Speaking at the Scottish Government’s daily briefing on Tuesday, she said: “The planning for autumn and winter is well under way in the NHS in Scotland, including discussions with our colleagues in social care.
“Our boards have been advised to hold a capacity to deal with an upsurge in Covid cases both in beds and in ICU.
“We’re also factoring into that the infections and viruses that come with winter, flu and other respiratory conditions.”
She added: “We cannot assume that our NHS will not have to deal with significant increases in Covid-19 cases, both in the hospital setting or in the primary and community care setting.

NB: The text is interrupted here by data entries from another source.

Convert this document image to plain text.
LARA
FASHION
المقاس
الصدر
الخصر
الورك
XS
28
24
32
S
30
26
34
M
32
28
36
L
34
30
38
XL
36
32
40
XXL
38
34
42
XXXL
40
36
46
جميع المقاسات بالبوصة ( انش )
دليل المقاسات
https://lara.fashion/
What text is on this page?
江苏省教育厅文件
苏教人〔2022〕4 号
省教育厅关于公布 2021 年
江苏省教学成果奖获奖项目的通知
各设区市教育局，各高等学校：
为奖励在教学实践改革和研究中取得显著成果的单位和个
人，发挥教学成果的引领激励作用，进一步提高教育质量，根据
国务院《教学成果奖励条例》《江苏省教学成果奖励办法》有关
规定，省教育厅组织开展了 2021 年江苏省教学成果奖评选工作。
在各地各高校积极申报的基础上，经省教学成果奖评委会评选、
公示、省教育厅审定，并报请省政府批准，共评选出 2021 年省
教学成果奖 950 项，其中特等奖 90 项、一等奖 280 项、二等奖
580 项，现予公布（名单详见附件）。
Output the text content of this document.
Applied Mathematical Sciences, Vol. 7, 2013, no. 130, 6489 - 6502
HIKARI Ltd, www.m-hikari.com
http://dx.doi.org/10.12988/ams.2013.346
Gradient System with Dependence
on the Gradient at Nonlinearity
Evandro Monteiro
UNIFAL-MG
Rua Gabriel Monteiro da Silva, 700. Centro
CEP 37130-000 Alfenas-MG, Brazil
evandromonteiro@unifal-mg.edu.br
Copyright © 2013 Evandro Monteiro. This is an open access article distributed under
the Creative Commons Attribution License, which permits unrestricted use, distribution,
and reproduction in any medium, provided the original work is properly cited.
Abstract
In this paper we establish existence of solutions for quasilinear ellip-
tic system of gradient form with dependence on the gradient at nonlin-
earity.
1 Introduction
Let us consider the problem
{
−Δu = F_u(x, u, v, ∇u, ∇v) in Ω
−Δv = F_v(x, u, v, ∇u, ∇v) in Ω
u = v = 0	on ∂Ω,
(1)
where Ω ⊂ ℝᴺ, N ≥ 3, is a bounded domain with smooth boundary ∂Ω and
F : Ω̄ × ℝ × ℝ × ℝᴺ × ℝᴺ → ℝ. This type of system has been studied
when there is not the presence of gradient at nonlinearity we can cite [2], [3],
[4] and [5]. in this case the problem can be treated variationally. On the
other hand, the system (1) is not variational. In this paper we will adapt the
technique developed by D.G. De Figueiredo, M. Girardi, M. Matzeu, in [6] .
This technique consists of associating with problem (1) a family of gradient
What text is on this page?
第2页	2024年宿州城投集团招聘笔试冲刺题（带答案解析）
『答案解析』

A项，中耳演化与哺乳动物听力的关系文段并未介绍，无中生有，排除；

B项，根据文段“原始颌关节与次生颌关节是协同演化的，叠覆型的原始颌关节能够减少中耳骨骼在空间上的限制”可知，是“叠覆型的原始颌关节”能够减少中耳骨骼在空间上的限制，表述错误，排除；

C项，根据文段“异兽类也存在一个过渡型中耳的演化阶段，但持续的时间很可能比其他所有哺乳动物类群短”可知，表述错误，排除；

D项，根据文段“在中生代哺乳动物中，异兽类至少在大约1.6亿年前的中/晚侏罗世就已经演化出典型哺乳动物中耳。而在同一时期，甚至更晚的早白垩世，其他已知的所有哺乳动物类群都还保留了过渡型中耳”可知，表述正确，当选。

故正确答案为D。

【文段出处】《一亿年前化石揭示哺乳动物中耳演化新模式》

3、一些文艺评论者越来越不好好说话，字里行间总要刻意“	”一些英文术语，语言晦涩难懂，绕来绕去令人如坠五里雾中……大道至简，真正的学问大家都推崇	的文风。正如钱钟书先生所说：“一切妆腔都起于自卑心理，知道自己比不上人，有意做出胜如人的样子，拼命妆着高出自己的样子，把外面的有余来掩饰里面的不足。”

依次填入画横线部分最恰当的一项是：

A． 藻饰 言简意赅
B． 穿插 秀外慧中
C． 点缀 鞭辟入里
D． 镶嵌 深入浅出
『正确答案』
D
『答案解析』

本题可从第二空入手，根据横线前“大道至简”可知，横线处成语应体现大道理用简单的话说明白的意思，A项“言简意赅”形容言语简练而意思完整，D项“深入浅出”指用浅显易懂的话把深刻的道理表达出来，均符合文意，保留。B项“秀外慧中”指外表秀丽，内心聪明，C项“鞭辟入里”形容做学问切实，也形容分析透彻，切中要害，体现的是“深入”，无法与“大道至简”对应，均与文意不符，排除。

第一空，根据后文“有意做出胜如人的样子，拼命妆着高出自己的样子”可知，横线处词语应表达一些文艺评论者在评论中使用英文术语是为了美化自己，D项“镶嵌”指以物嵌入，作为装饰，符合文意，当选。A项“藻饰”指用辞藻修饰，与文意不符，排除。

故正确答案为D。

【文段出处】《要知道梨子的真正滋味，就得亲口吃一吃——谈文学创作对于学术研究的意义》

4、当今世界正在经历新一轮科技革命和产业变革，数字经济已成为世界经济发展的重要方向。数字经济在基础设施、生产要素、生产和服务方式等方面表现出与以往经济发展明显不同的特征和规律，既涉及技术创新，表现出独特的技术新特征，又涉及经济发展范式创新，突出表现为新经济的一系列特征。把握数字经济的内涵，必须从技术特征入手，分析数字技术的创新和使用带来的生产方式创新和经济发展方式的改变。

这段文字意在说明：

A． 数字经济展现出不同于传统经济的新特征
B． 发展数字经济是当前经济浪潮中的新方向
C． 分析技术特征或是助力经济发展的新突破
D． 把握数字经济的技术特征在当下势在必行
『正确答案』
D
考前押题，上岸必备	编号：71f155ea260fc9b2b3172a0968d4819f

“We will position ourselves best to deal with autumn and winter the lower we bring infection numbers down right now.”
First Minister Nicola Sturgeon said the more immediate risk is a resurgence of the first wave of coronavirus.
She stated: “The real risk now is that the first wave takes off again.
“That’s our immediate priority, to stop that happening – which is important for its own sake – but it’s also important in making sure that we don’t go into the winter months with infection levels still at too high a point.”
After announcing no further Covid-19 deaths in Scotland for the sixth day in a row, Sturgeon stated: “It’s taken four painful months, but it is lockdown that has allowed us to stop the first wave in its tracks.
“By putting ourselves in lockdown we also put the virus in lockdown.”
She added: “As we release ourselves from lockdown, we also release the virus from it and so we have to work in other ways to keep it under control.
“That means all of us – every single one of us – sticking rigidly to the rules.”